Samantha Burgess, Deputy Director of the Climate Change Service of the European Copernicus network explains that the exceptional heat of the Siberian Arctic “makes sea surface temperatures warmer than average, which makes it more difficult for ice to melt. reform “. He believes it is early to assess the effects on the global of the season but warns of probable “impacts for the marine food web with fewer nutrients available and for ice-dependent species, such as polar bears and walruses.”

Belgian glaciologist Xavier Fettweis comments that this situation shows that the state of the Arctic cannot be measured only with respect to the frozen surface “you also have to take into account the heat content in open water, which is the hidden face of the iceberg. , and that has surely broken a record this year, but it is [un dato] less known. “He believes that this season, taking this factor into account, could be worse than in the fateful 2012 and fears that this situation will worsen next year, leaving a weakened ice sheet that will melt faster in the 2021 season.

He also points out that with more evaporation, rainfall increases, although not necessarily at the North Pole.

The loss of ice, especially the oldest and thickest, causes a vicious cycle, because ice has a harder time forming in winter and melts faster in summer. At the moment the ice volume estimated by the Danish Meteorological Institute (graph above) is low, but does not reach the record set in 2019.

The other two large ice sheets on the planet, Greenland and Antarctica, remain stable, within approximately the average values.

What happens in the Arctic does not stay in the Arctic, it affects the global climate

If scientists and experts insist so much on monitoring the dramatic changes that are taking place in the Arctic, it is because the poles have a fundamental regulatory role for the climate balance of the entire planet.

The Arctic is experiencing the effects of climate change twice as fast as the rest of the globe in what is known as Arctic amplification. And these changes then have an impact on the climate of the entire planet. Added to this is the accelerated melting of glaciers or permafrost, the frozen soil that covers peaks and steppes in both hemispheres, which also releases greenhouse gases such as methane.

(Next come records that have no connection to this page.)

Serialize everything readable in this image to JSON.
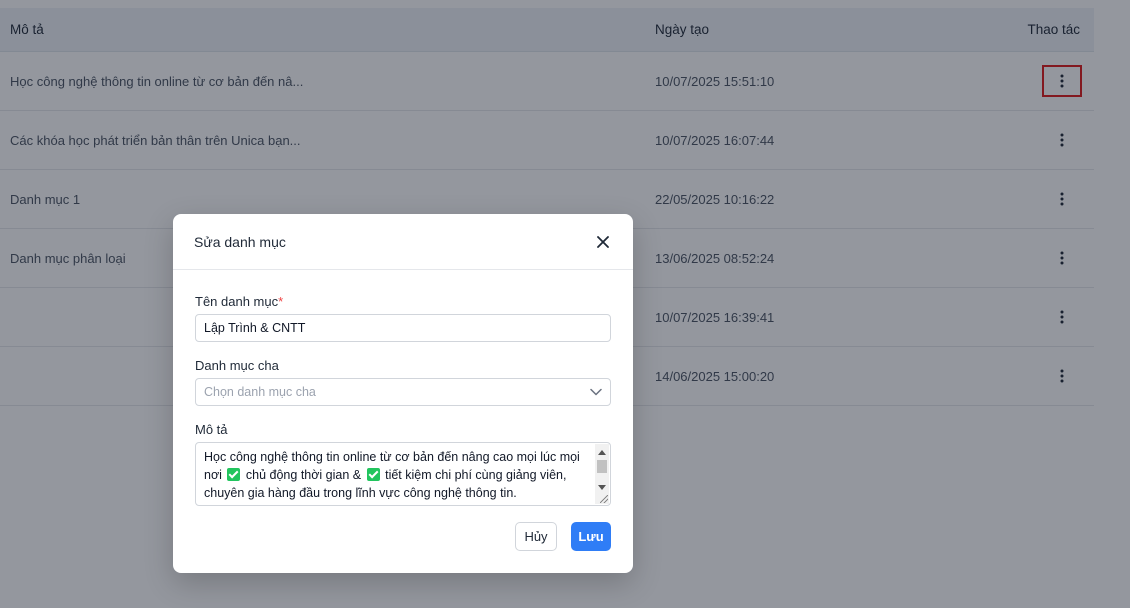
{
  "table": {
    "headers": {
      "description": "Mô tả",
      "created_at": "Ngày tạo",
      "actions": "Thao tác"
    },
    "rows": [
      {
        "description": "Học công nghệ thông tin online từ cơ bản đến nâ...",
        "created_at": "10/07/2025 15:51:10"
      },
      {
        "description": "Các khóa học phát triển bản thân trên Unica bạn...",
        "created_at": "10/07/2025 16:07:44"
      },
      {
        "description": "Danh mục 1",
        "created_at": "22/05/2025 10:16:22"
      },
      {
        "description": "Danh mục phân loại",
        "created_at": "13/06/2025 08:52:24"
      },
      {
        "description": "",
        "created_at": "10/07/2025 16:39:41"
      },
      {
        "description": "",
        "created_at": "14/06/2025 15:00:20"
      }
    ]
  },
  "modal": {
    "title": "Sửa danh mục",
    "name_label": "Tên danh mục",
    "required_mark": "*",
    "name_value": "Lập Trình & CNTT",
    "parent_label": "Danh mục cha",
    "parent_placeholder": "Chọn danh mục cha",
    "description_label": "Mô tả",
    "description_parts": {
      "line1": "Học công nghệ thông tin online từ cơ bản đến nâng cao mọi lúc mọi",
      "line2_a": "nơi",
      "line2_b": "chủ động thời gian &",
      "line2_c": "tiết kiệm chi phí cùng giảng viên,",
      "line3": "chuyên gia hàng đầu trong lĩnh vực công nghệ thông tin."
    },
    "cancel_label": "Hủy",
    "save_label": "Lưu"
  },
  "colors": {
    "primary": "#2f7df6",
    "highlight": "#e01b1b",
    "check": "#22c55e"
  },
  "icons": {
    "row_action": "kebab-vertical-icon",
    "close": "close-icon",
    "dropdown": "chevron-down-icon",
    "check": "check-box-icon"
  }
}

The exact effects of melting are not yet precisely known, however there are some immediate consequences:

The poles act like a refrigerator. When they have less ice, they absorb heat instead of reflecting it. This also makes ice formation difficult, as Professor Fettweis pointed out and as we are observing this year.Sea level rise. It is one of the most obvious effects of the melting of the cryosphere.Pertubation of the life of the communities and the ecosystem. It is the most immediate and obvious effect. The region’s populations have had to adapt to the lack of ice for years. Also the fauna, which also has fewer resources to adapt.More precipitation and more damaging storms. In addition to generating more evaporation and therefore more water available for precipitation, some scientists believe that disturbances in the Arctic cause changes in the jet stream that dictates the climate of the northern hemisphere.Changes in marine circulation. Melting is capable of altering ocean currents, which are also closely linked to global climate.More heat waves. Scientists believe that imbalances in oceanic and atmospheric currents can cause, in addition to stronger winter episodes, more intense heat waves in summer.Changes in salinity. The lack of ice alters the chemical balance of the oceans and can lead to fewer nutrients, or an excess of certain animals or algae.

The MOSAIC mission, the largest Arctic exploration ever carried out, has just returned from the region and one of its main objectives is precisely to collect data on the advance of climate change in the fragile Arctic balance.